I've never tried google docs for my betas...how does this magical thing work?
Phone Menu Voice ,'Conviction (1)'
The Great Write Way, Act Three: Where's the gun?
A place for Buffistas to discuss, beta and otherwise deal and dish on their non-fan fiction projects.
Clicky the linky, log in to google, edit as usual but with no emailing pages back and forth. It's very easy.
Does Google docs track changes?
Chipping away at revised chapter 15 now. I keep wanting to get to the next chapter of the rough draft, then when I get there I want to get to the next one.
I'm gonna try to really condense the next two chapters of the rough draft to tighten things up, but the days of throwing out page after page from the rough draft may be ending. There is a lot less unneeded junk now.
Four more rough draft chapters, two of them short, and I'll hit the middle part of the story where the plot goes into overdrive. I'm looking forward to getting there.
Gudanov, it can track changes under 'revision history' in Tools
Nifty, it's nice to know that Google docs does that. It doesn't sound as hidden as OpenOffice's. Not that I'm going to shift to using something other than MS Word.
I may pick up another beta swap reader. She approached me about it, but is concerned about the size of my book. We shall see.

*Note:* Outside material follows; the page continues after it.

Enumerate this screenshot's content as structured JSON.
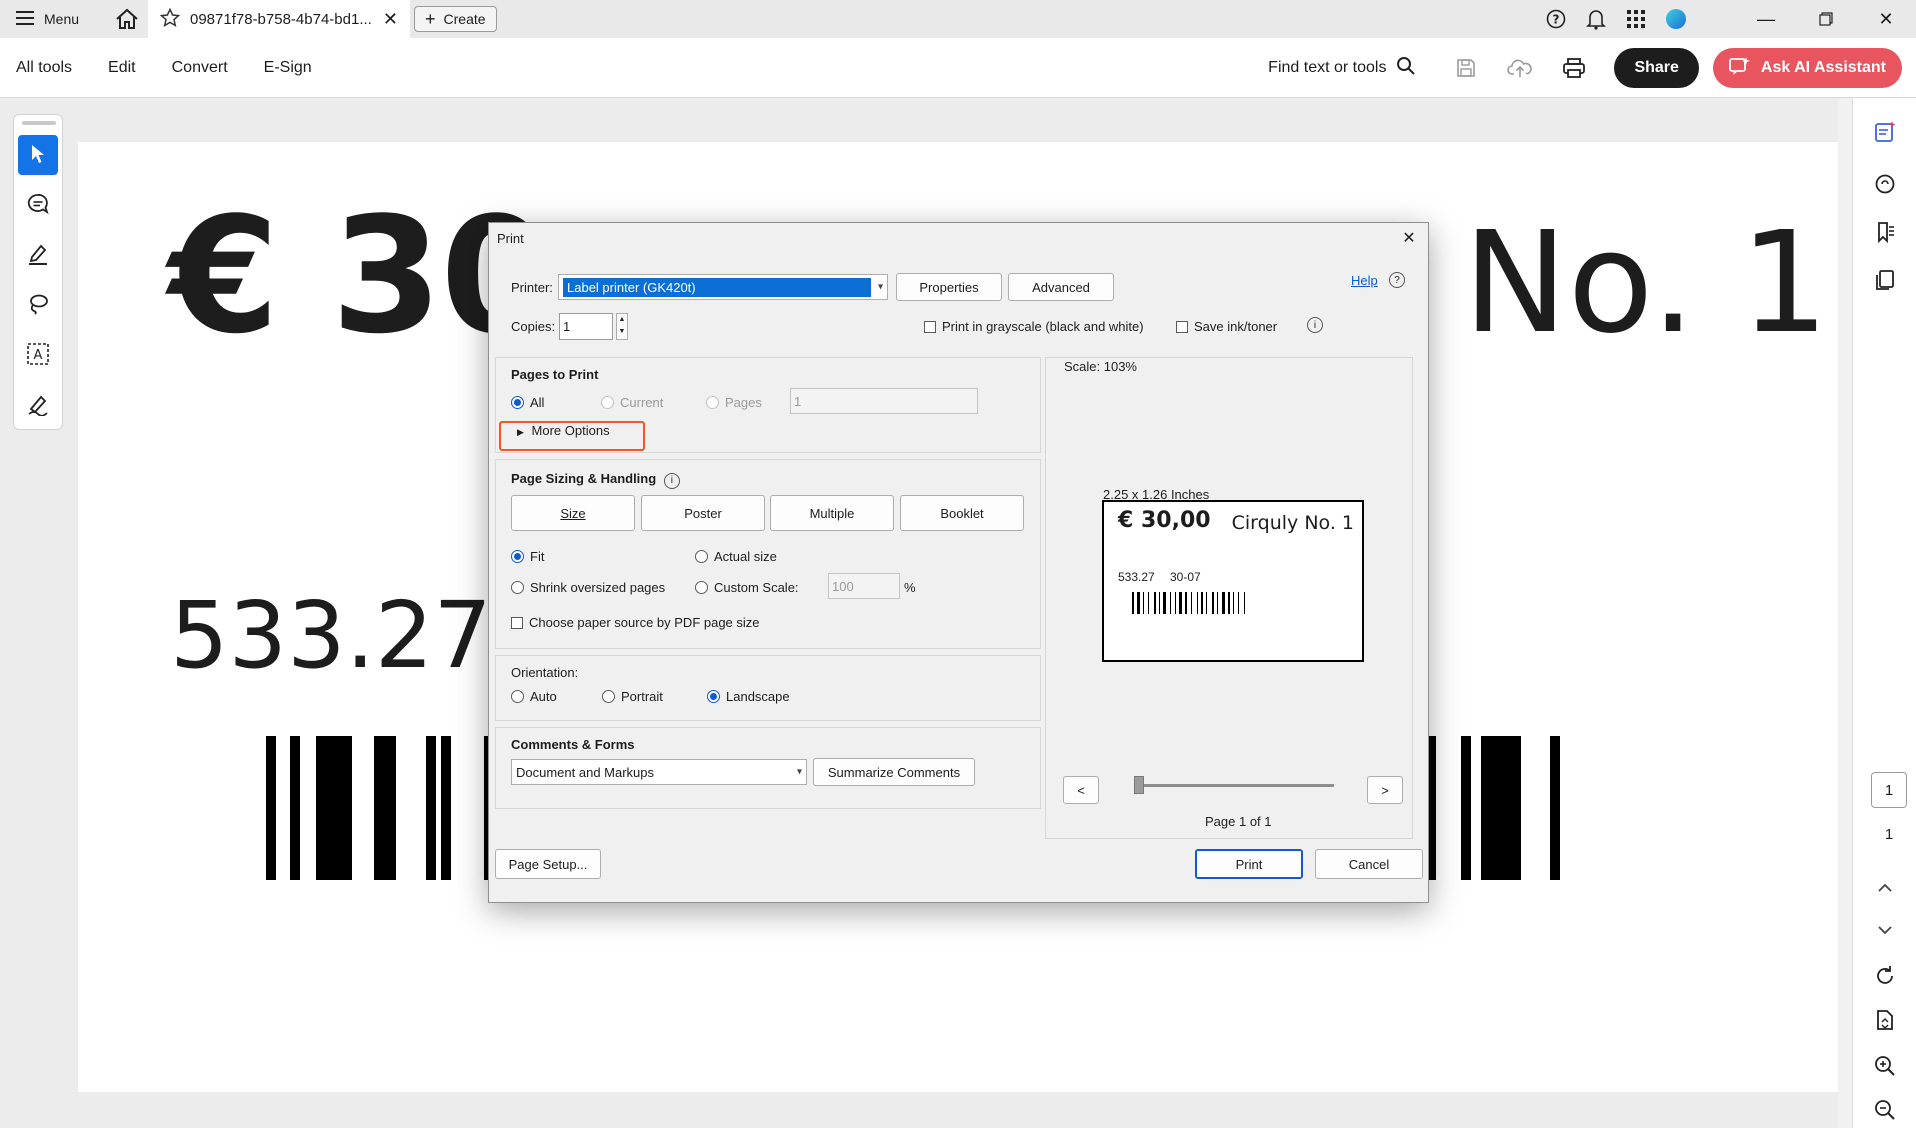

I don't want to get over-committed, but I appear to be going along about an order of magnitude faster than my current beta swap partner.
Speaking of over commitment I'm starting to really kick around an idea for another unrelated book. Must. finish. current. book.
Why is current chapter going so slow? Maybe I'm trying to compress too many little plot points into too few words.
Sometimes, writing by hand's just the only way to break through a block.
My hands hurt, but I've got a better handle on what I'm doing.
I think.
That sounds promising. I hope you really do have the handle.
I hope to bludgeon my way through revised chapter 15 tonight, or at least the tricky part of it.
I have run into another dilemma. I have a female protagonist. In the rough draft there are a total of two guys who take an interest in her, though there is never any competition. Is adding another too much? Nothing actually ever comes of it and it would make a couple of things work nicely with regard to his behavior. I worry that is too many though, no matter how it's handled. There are maybe 11 significant male characters in the story. Maybe I should just go with it and see what beta readers think.
Well, if she's attractive she's bound to get lots of attention, but personally, I wouldn't want to create a Bella-in-Forks type sitch where you spend time making every guy around fancy her like they've been in Em City and haven't seen a woman for a year.